The National Highway Safety Administration (NHTSA) has finalized a rule that updates two Federal Motor Vehicle Safety Standards connected to truck underrides.
The rule requires rear impact guards on trailers and semi-trailers with sufficient strength and energy absorption to protect occupants of passenger vehicles in multiple crash scenarios.
The NHTSA said the change would improve protection for drivers and passengers in light vehicles in the event of a rear underride crash.
But the Institute for Highway Safety (IIHS) has said in a statement the updated rule does not go far enough to be meaningful.
“For nearly 50 years, IIHS has pushed for stronger government regulations to improve rear underride guards on large trucks,” said IIHS President, David Harkey.

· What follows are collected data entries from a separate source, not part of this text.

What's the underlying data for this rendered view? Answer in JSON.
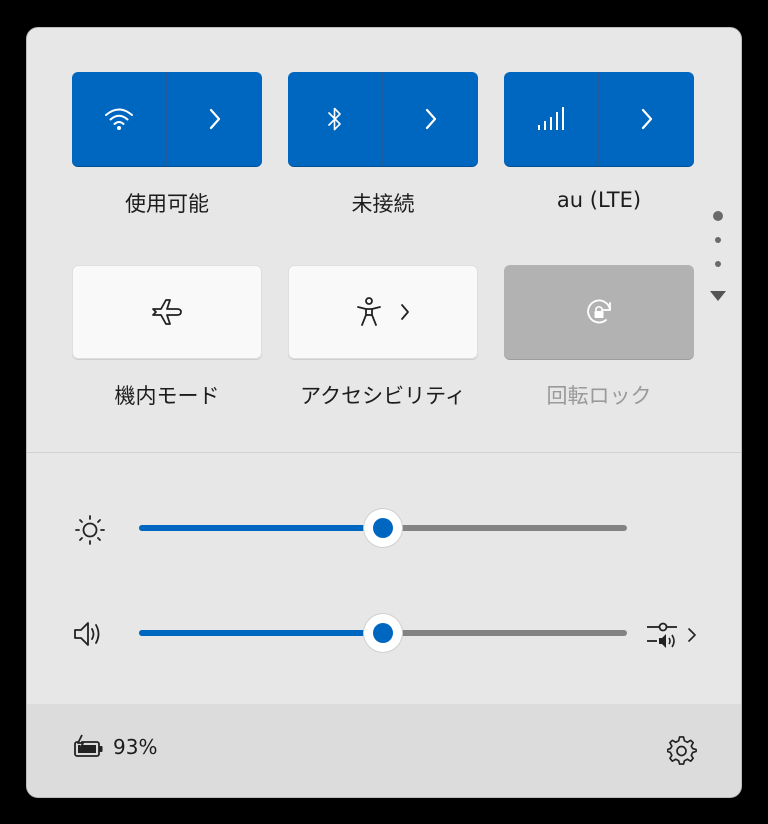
{
  "tiles": {
    "wifi": {
      "label": "使用可能",
      "icon": "wifi-icon"
    },
    "bluetooth": {
      "label": "未接続",
      "icon": "bluetooth-icon"
    },
    "cellular": {
      "label": "au (LTE)",
      "icon": "cellular-signal-icon"
    },
    "airplane": {
      "label": "機内モード",
      "icon": "airplane-icon"
    },
    "accessibility": {
      "label": "アクセシビリティ",
      "icon": "accessibility-icon"
    },
    "rotation_lock": {
      "label": "回転ロック",
      "icon": "rotation-lock-icon",
      "disabled": true
    }
  },
  "sliders": {
    "brightness": {
      "icon": "brightness-icon",
      "value_percent": 50
    },
    "volume": {
      "icon": "speaker-icon",
      "value_percent": 50
    }
  },
  "footer": {
    "battery_percent": "93%",
    "battery_icon": "battery-charging-icon",
    "settings_icon": "gear-icon"
  },
  "colors": {
    "accent": "#0067c0",
    "panel_background": "#e7e7e7",
    "disabled_tile": "#b2b2b2"
  }
}
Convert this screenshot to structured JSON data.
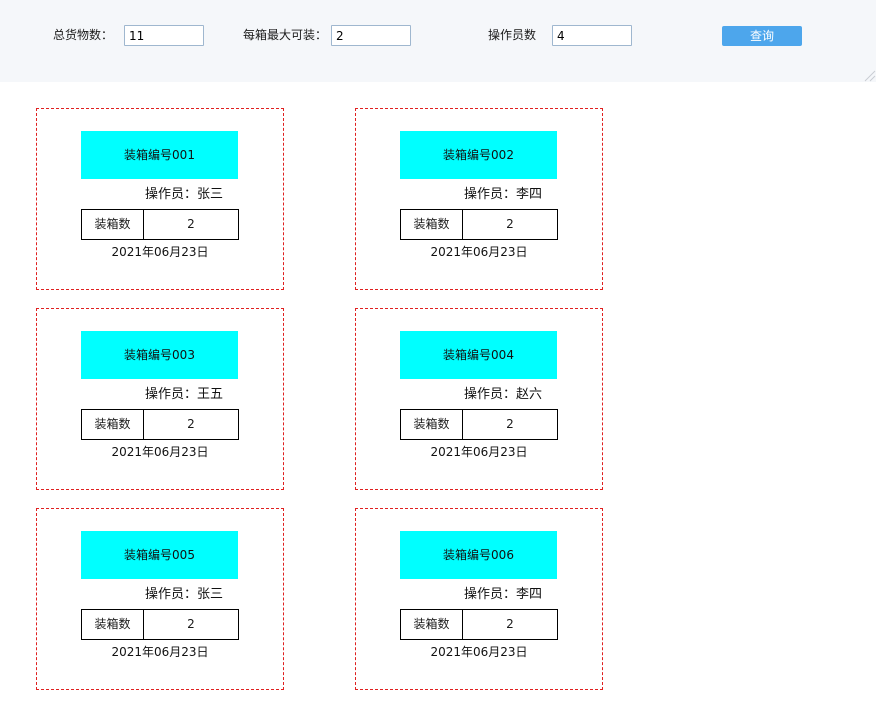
{
  "query": {
    "total_goods_label": "总货物数：",
    "total_goods_value": "11",
    "max_per_box_label": "每箱最大可装：",
    "max_per_box_value": "2",
    "operator_count_label": "操作员数",
    "operator_count_value": "4",
    "search_button_label": "查询"
  },
  "card_labels": {
    "operator_prefix": "操作员：",
    "count_label": "装箱数"
  },
  "cards": [
    {
      "box_title": "装箱编号001",
      "operator": "张三",
      "count": "2",
      "date": "2021年06月23日"
    },
    {
      "box_title": "装箱编号002",
      "operator": "李四",
      "count": "2",
      "date": "2021年06月23日"
    },
    {
      "box_title": "装箱编号003",
      "operator": "王五",
      "count": "2",
      "date": "2021年06月23日"
    },
    {
      "box_title": "装箱编号004",
      "operator": "赵六",
      "count": "2",
      "date": "2021年06月23日"
    },
    {
      "box_title": "装箱编号005",
      "operator": "张三",
      "count": "2",
      "date": "2021年06月23日"
    },
    {
      "box_title": "装箱编号006",
      "operator": "李四",
      "count": "2",
      "date": "2021年06月23日"
    }
  ],
  "colors": {
    "box_title_bg": "#00ffff",
    "card_border": "#e02020",
    "button_bg": "#4da6ec",
    "query_bar_bg": "#f5f7fa"
  }
}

“While an updated standard went into effect in 1998, it was still too weak. Our research in the early 2000s confirmed that and showed that much more could be done to prevent underride. Building on our research and crash testing, we petitioned the federal government in 2011 to improve underride protection.
“The final rule issued by NHTSA on June 30 falls well short of addressing most of the concerns raised in our petition.
“While the new standard is an improvement over the old one, nearly all newly manufactured guards on trailers already meet this new standard, which is similar to a longstanding Canadian requirement.”
The IIHS said crash testing and the TOUGHGUARD award it inaugurated in 2017 had pushed the largest trailer manufacturers to strengthen their underride guards well beyond this level and demonstrated that further improvements were feasible.